The test form is then administered to a large, representative sample of examinees under realistic timed and proctored conditions. Approximately 100 to 200 examinees may be used in this field testing stage, to provide large enough sample sizes for stable statistics when the item analysis is conducted. For a new exam program, there are certain challenges to obtaining field test examinees, since the examinees do not receive scores and taking the exam is usually voluntary for them, rather than mandatory. Nevertheless, it is important to obtain an appropriate sample and to ensure that the examinees who participate respond in a motivated fashion. To address these concerns, incentives are sometimes offered to the examinees to encourage their motivated participation. These incentives may include the opportunity to practice for the exam under realistic conditions and the opportunity to become familiar with the types of items that the operational test may be expected to have. Furthermore, cash or other prizes are sometimes also awarded to a percentage of the top-scoring examinees in a field test.
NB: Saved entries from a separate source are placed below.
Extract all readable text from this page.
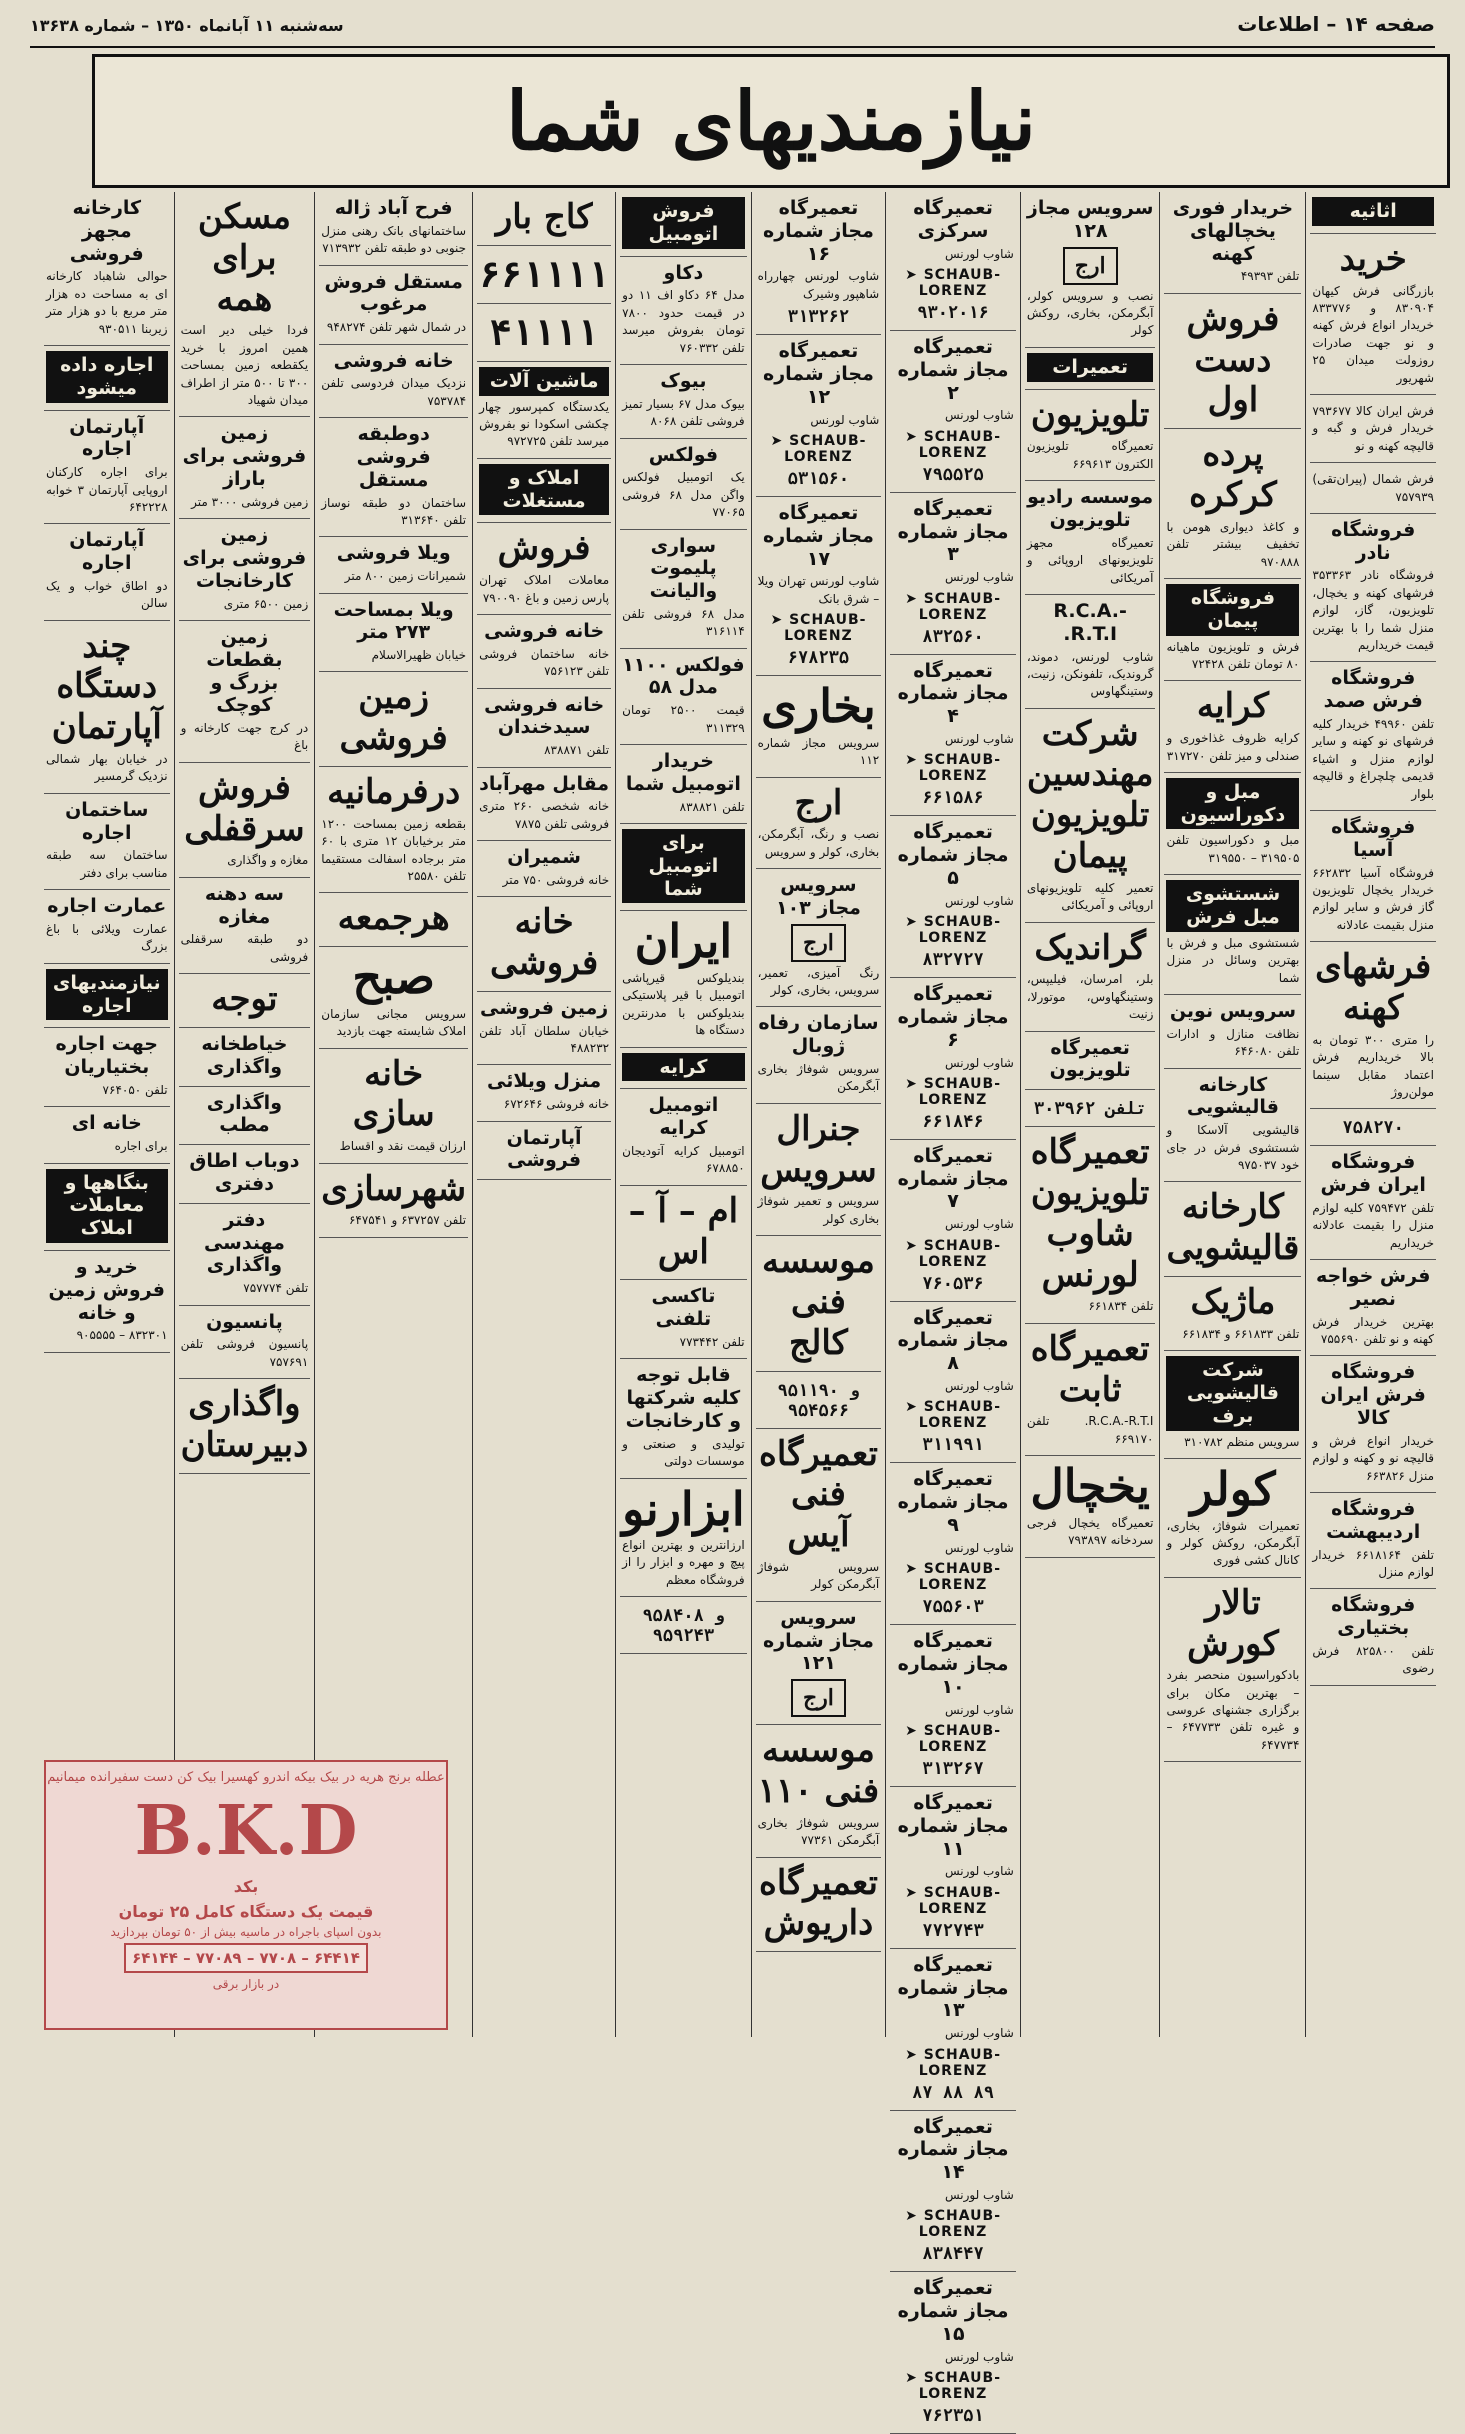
سه‌شنبه ۱۱ آبانماه ۱۳۵۰ – شماره ۱۳۶۳۸	صفحه ۱۴ – اطلاعات
نیازمندیهای شما
اثاثیه
خرید
بازرگانی فرش کیهان ۸۳۰۹۰۴ و ۸۳۳۷۷۶ خریدار انواع فرش کهنه و نو جهت صادرات روزولت میدان ۲۵ شهریور
فرش ایران کالا ۷۹۳۶۷۷ خریدار فرش و گبه و قالیچه کهنه و نو
فرش شمال (پیران‌تقی) ۷۵۷۹۳۹
فروشگاه نادر
فروشگاه نادر ۳۵۳۳۶۳ فرشهای کهنه و یخچال، تلویزیون، گاز، لوازم منزل شما را با بهترین قیمت خریداریم
فروشگاه فرش صمد
تلفن ۴۹۹۶۰ خریدار کلیه فرشهای نو کهنه و سایر لوازم منزل و اشیاء قدیمی چلچراغ و قالیچه بلوار
فروشگاه آسیا
فروشگاه آسیا ۶۶۲۸۳۲ خریدار یخچال تلویزیون گاز فرش و سایر لوازم منزل بقیمت عادلانه
فرشهای کهنه
را متری ۳۰۰ تومان به بالا خریداریم فرش اعتماد مقابل سینما مولن‌روژ
۷۵۸۲۷۰
فروشگاه ایران فرش
تلفن ۷۵۹۴۷۲ کلیه لوازم منزل را بقیمت عادلانه خریداریم
فرش خواجه نصیر
بهترین خریدار فرش کهنه و نو تلفن ۷۵۵۶۹۰
فروشگاه فرش ایران کالا
خریدار انواع فرش و قالیچه نو و کهنه و لوازم منزل ۶۶۳۸۲۶
فروشگاه اردیبهشت
تلفن ۶۶۱۸۱۶۴ خریدار لوازم منزل
فروشگاه بختیاری
تلفن ۸۲۵۸۰۰ فرش رضوی
خریدار فوری یخچالهای کهنه
تلفن ۴۹۳۹۳
فروش دست اول
پرده کرکره
و کاغذ دیواری هومن با تخفیف بیشتر تلفن ۹۷۰۸۸۸
فروشگاه پیمان
فرش و تلویزیون ماهیانه ۸۰ تومان تلفن ۷۲۴۲۸
کرایه
کرایه ظروف غذاخوری و صندلی و میز تلفن ۳۱۷۲۷۰
مبل و دکوراسیون
مبل و دکوراسیون تلفن ۳۱۹۵۰۵ – ۳۱۹۵۵۰
شستشوی مبل فرش
شستشوی مبل و فرش با بهترین وسائل در منزل شما
سرویس نوین
نظافت منازل و ادارات تلفن ۶۴۶۰۸۰
کارخانه قالیشویی
قالیشویی آلاسکا و شستشوی فرش در جای خود ۹۷۵۰۳۷
کارخانه قالیشویی
ماژیک
تلفن ۶۶۱۸۳۳ و ۶۶۱۸۳۴
شرکت قالیشویی برف
سرویس منظم ۳۱۰۷۸۲
کولر
تعمیرات شوفاژ، بخاری، آبگرمکن، روکش کولر و کانال کشی فوری
تالار کورش
بادکوراسیون منحصر بفرد – بهترین مکان برای برگزاری جشنهای عروسی و غیره تلفن ۶۴۷۷۳۳ – ۶۴۷۷۳۴
سرویس مجاز ۱۲۸
ارج
نصب و سرویس کولر، آبگرمکن، بخاری، روکش کولر
تعمیرات
تلویزیون
تعمیرگاه تلویزیون الکترون ۶۶۹۶۱۳
موسسه رادیو تلویزیون
تعمیرگاه مجهز تلویزیونهای اروپائی و آمریکائی
R.C.A.-R.T.I.
شاوب لورنس، دموند، گروندیک، تلفونکن، زنیت، وستینگهاوس
شرکت مهندسین تلویزیون پیمان
تعمیر کلیه تلویزیونهای اروپائی و آمریکائی
گراندیک
بلر، امرسان، فیلیپس، وستینگهاوس، موتورلا، زنیت
تعمیرگاه تلویزیون
تلفن ۳۰۳۹۶۲
تعمیرگاه تلویزیون شاوب لورنس
تلفن ۶۶۱۸۳۴
تعمیرگاه ثابت
R.C.A.-R.T.I. تلفن ۶۶۹۱۷۰
یخچال
تعمیرگاه یخچال فرجی سردخانه ۷۹۳۸۹۷
تعمیرگاه سرکزی
شاوب لورنس
➤ SCHAUB-LORENZ
۹۳۰۲۰۱۶
تعمیرگاه مجاز شماره ۲
شاوب لورنس
➤ SCHAUB-LORENZ
۷۹۵۵۲۵
تعمیرگاه مجاز شماره ۳
شاوب لورنس
➤ SCHAUB-LORENZ
۸۳۲۵۶۰
تعمیرگاه مجاز شماره ۴
شاوب لورنس
➤ SCHAUB-LORENZ
۶۶۱۵۸۶
تعمیرگاه مجاز شماره ۵
شاوب لورنس
➤ SCHAUB-LORENZ
۸۳۲۷۲۷
تعمیرگاه مجاز شماره ۶
شاوب لورنس
➤ SCHAUB-LORENZ
۶۶۱۸۴۶
تعمیرگاه مجاز شماره ۷
شاوب لورنس
➤ SCHAUB-LORENZ
۷۶۰۵۳۶
تعمیرگاه مجاز شماره ۸
شاوب لورنس
➤ SCHAUB-LORENZ
۳۱۱۹۹۱
تعمیرگاه مجاز شماره ۹
شاوب لورنس
➤ SCHAUB-LORENZ
۷۵۵۶۰۳
تعمیرگاه مجاز شماره ۱۰
شاوب لورنس
➤ SCHAUB-LORENZ
۳۱۳۲۶۷
تعمیرگاه مجاز شماره ۱۱
شاوب لورنس
➤ SCHAUB-LORENZ
۷۷۲۷۴۳
تعمیرگاه مجاز شماره ۱۳
شاوب لورنس
➤ SCHAUB-LORENZ
۸۷ ۸۸ ۸۹
تعمیرگاه مجاز شماره ۱۴
شاوب لورنس
➤ SCHAUB-LORENZ
۸۳۸۴۴۷
تعمیرگاه مجاز شماره ۱۵
شاوب لورنس
➤ SCHAUB-LORENZ
۷۶۲۳۵۱
تعمیرگاه مجاز شماره ۱۶
شاوب لورنس چهارراه شاهپور وشیرک
۳۱۳۲۶۲
تعمیرگاه مجاز شماره ۱۲
شاوب لورنس
➤ SCHAUB-LORENZ
۵۳۱۵۶۰
تعمیرگاه مجاز شماره ۱۷
شاوب لورنس تهران ویلا – شرق بانک
➤ SCHAUB-LORENZ
۶۷۸۲۳۵
بخاری
سرویس مجاز شماره ۱۱۲
ارج
نصب و رنگ، آبگرمکن، بخاری، کولر و سرویس
سرویس مجاز ۱۰۳
ارج
رنگ آمیزی، تعمیر، سرویس، بخاری، کولر
سازمان رفاه ژوبال
سرویس شوفاژ بخاری آبگرمکن
جنرال سرویس
سرویس و تعمیر شوفاژ بخاری کولر
موسسه فنی کالج
۹۵۱۱۹۰ و ۹۵۴۵۶۶
تعمیرگاه فنی آیس
سرویس شوفاژ آبگرمکن کولر
سرویس مجاز شماره ۱۲۱
ارج
موسسه فنی ۱۱۰
سرویس شوفاژ بخاری آبگرمکن ۷۷۳۶۱
تعمیرگاه داریوش
فروش اتومبیل
دکاو
مدل ۶۴ دکاو اف ۱۱ دو در قیمت حدود ۷۸۰۰ تومان بفروش میرسد تلفن ۷۶۰۳۳۲
بیوک
بیوک مدل ۶۷ بسیار تمیز فروشی تلفن ۸۰۶۸
فولکس
یک اتومبیل فولکس واگن مدل ۶۸ فروشی ۷۷۰۶۵
سواری پلیموت والیانت
مدل ۶۸ فروشی تلفن ۳۱۶۱۱۴
فولکس ۱۱۰۰ مدل ۵۸
قیمت ۲۵۰۰ تومان ۳۱۱۳۲۹
خریدار اتومبیل شما
تلفن ۸۳۸۸۲۱
برای اتومبیل شما
ایران
بندیلوکس قیرپاشی اتومبیل با قیر پلاستیکی بندیلوکس با مدرنترین دستگاه ها
کرایه
اتومبیل کرایه
اتومبیل کرایه آتودیجان ۶۷۸۸۵۰
ام – آ – اس
تاکسی تلفنی
تلفن ۷۷۳۴۴۲
قابل توجه کلیه شرکتها و کارخانجات
تولیدی و صنعتی و موسسات دولتی
ابزارنو
ارزانترین و بهترین انواع پیچ و مهره و ابزار را از فروشگاه معظم
۹۵۸۴۰۸ و ۹۵۹۲۴۳
کاج بار
۶۶۱۱۱۱
۴۱۱۱۱
ماشین آلات
یکدستگاه کمپرسور چهار چکشی اسکودا نو بفروش میرسد تلفن ۹۷۲۷۲۵
املاک و مستغلات
فروش
معاملات املاک تهران پارس زمین و باغ ۷۹۰۰۹۰
خانه فروشی
خانه ساختمان فروشی تلفن ۷۵۶۱۲۳
خانه فروشی سیدخندان
تلفن ۸۳۸۸۷۱
مقابل مهرآباد
خانه شخصی ۲۶۰ متری فروشی تلفن ۷۸۷۵
شمیران
خانه فروشی ۷۵۰ متر
خانه فروشی
زمین فروشی
خیابان سلطان آباد تلفن ۴۸۸۲۳۲
منزل ویلائی
خانه فروشی ۶۷۲۶۴۶
آپارتمان فروشی
فرح آباد ژاله
ساختمانهای بانک رهنی منزل جنوبی دو طبقه تلفن ۷۱۳۹۳۲
مستقل فروش مرغوب
در شمال شهر تلفن ۹۴۸۲۷۴
خانه فروشی
نزدیک میدان فردوسی تلفن ۷۵۳۷۸۴
دوطبقه فروشی مستقل
ساختمان دو طبقه نوساز تلفن ۳۱۳۶۴۰
ویلا فروشی
شمیرانات زمین ۸۰۰ متر
ویلا بمساحت ۲۷۳ متر
خیابان ظهیرالاسلام
زمین فروشی
درفرمانیه
بقطعه زمین بمساحت ۱۲۰۰ متر برخیابان ۱۲ متری با ۶۰ متر برجاده اسفالت مستقیما تلفن ۲۵۵۸۰
هرجمعه
صبح
سرویس مجانی سازمان املاک شایسته جهت بازدید
خانه سازی
ارزان قیمت نقد و اقساط
شهرسازی
تلفن ۶۳۷۲۵۷ و ۶۴۷۵۴۱
مسکن برای همه
فردا خیلی دیر است همین امروز با خرید یکقطعه زمین بمساحت ۳۰۰ تا ۵۰۰ متر از اطراف میدان شهیاد
زمین فروشی برای باراز
زمین فروشی ۳۰۰۰ متر
زمین فروشی برای کارخانجات
زمین ۶۵۰۰ متری
زمین بقطعات بزرگ و کوچک
در کرج جهت کارخانه و باغ
فروش سرقفلی
مغازه و واگذاری
سه دهنه مغازه
دو طبقه سرقفلی فروشی
توجه
خیاطخانه واگذاری
واگذاری مطب
دوباب اطاق دفتری
دفتر مهندسی واگذاری
تلفن ۷۵۷۷۷۴
پانسیون
پانسیون فروشی تلفن ۷۵۷۶۹۱
واگذاری دبیرستان
کارخانه مجهز فروشی
حوالی شاهباد کارخانه ای به مساحت ده هزار متر مربع با دو هزار متر زیربنا ۹۳۰۵۱۱
اجاره داده میشود
آپارتمان اجاره
برای اجاره کارکنان اروپایی آپارتمان ۳ خوابه ۶۴۲۲۲۸
آپارتمان اجاره
دو اطاق خواب و یک سالن
چند دستگاه آپارتمان
در خیابان بهار شمالی نزدیک گرمسیر
ساختمان اجاره
ساختمان سه طبقه مناسب برای دفتر
عمارت اجاره
عمارت ویلائی با باغ بزرگ
نیازمندیهای اجاره
جهت اجاره بختیاریان
تلفن ۷۶۴۰۵۰
خانه ای
برای اجاره
بنگاهها و معاملات املاک
خرید و فروش زمین و خانه
۸۳۲۳۰۱ – ۹۰۵۵۵۵
عطله برنج هریه در بیک بیکه اندرو کهسیرا بیک کن دست سفیرانده میمانیم
B.K.D
بکد
قیمت یک دستگاه کامل ۲۵ تومان
بدون اسپای باجراه در ماسیه بیش از ۵۰ تومان بپردازید
۶۴۴۱۴ – ۷۷۰۸ – ۷۷۰۸۹ – ۶۴۱۴۴
در بازار برقی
After the field test data have been collected and an item analysis has been conducted, it may become clear that some items need to be modified or dropped altogether. Any items that are modified substantially should be returned to the item bank for another round of field testing before they are placed on an operational test form.
Pretesting
After an exam program has been established and an initial test form has been developed, there is a continuing need for new items in order to develop additional or replacement test forms. For an ongoing exam program, an ideal approach to collecting item performance data is to place a certain number of new items on every operational test form. In this way, every time an exam is given examinee response data on the new items can be collected. Furthermore, the examinees who respond to these pretest items will clearly be representative of the test population. And, as long as the test form design does not reveal which items are operational and which are being pretested, the examinees will respond in a motivated fashion. As with other types of item evaluations, the pretest items are not used to contribute to examinees' scores. Instead, after pretesting is complete the new items undergo item analysis and review. Items that pass this review with minimal or no changes are then available to be used when new test forms are developed. Items that have been more substantially modified must undergo an additional round of pretesting before they can be used operationally.
Summary
There are a number of conditions in which data is collected to evaluate the quality of new test items. These various item evaluations may be conducted during the development of a brand new exam program or they may be part of the ongoing maintenance of an existing program. Item evaluations may be conducted early in the development of an exam program in order to collect small sample qualitative data. They may also be conducted later to collect large sample data that will support item analysis. Large sample data collection efforts may be conducted for both brand new exam programs and as part of ongoing exam maintenance. Under all of these conditions of item evaluation the goal is the same: to ensure the high quality of the items themselves and of the resulting tests.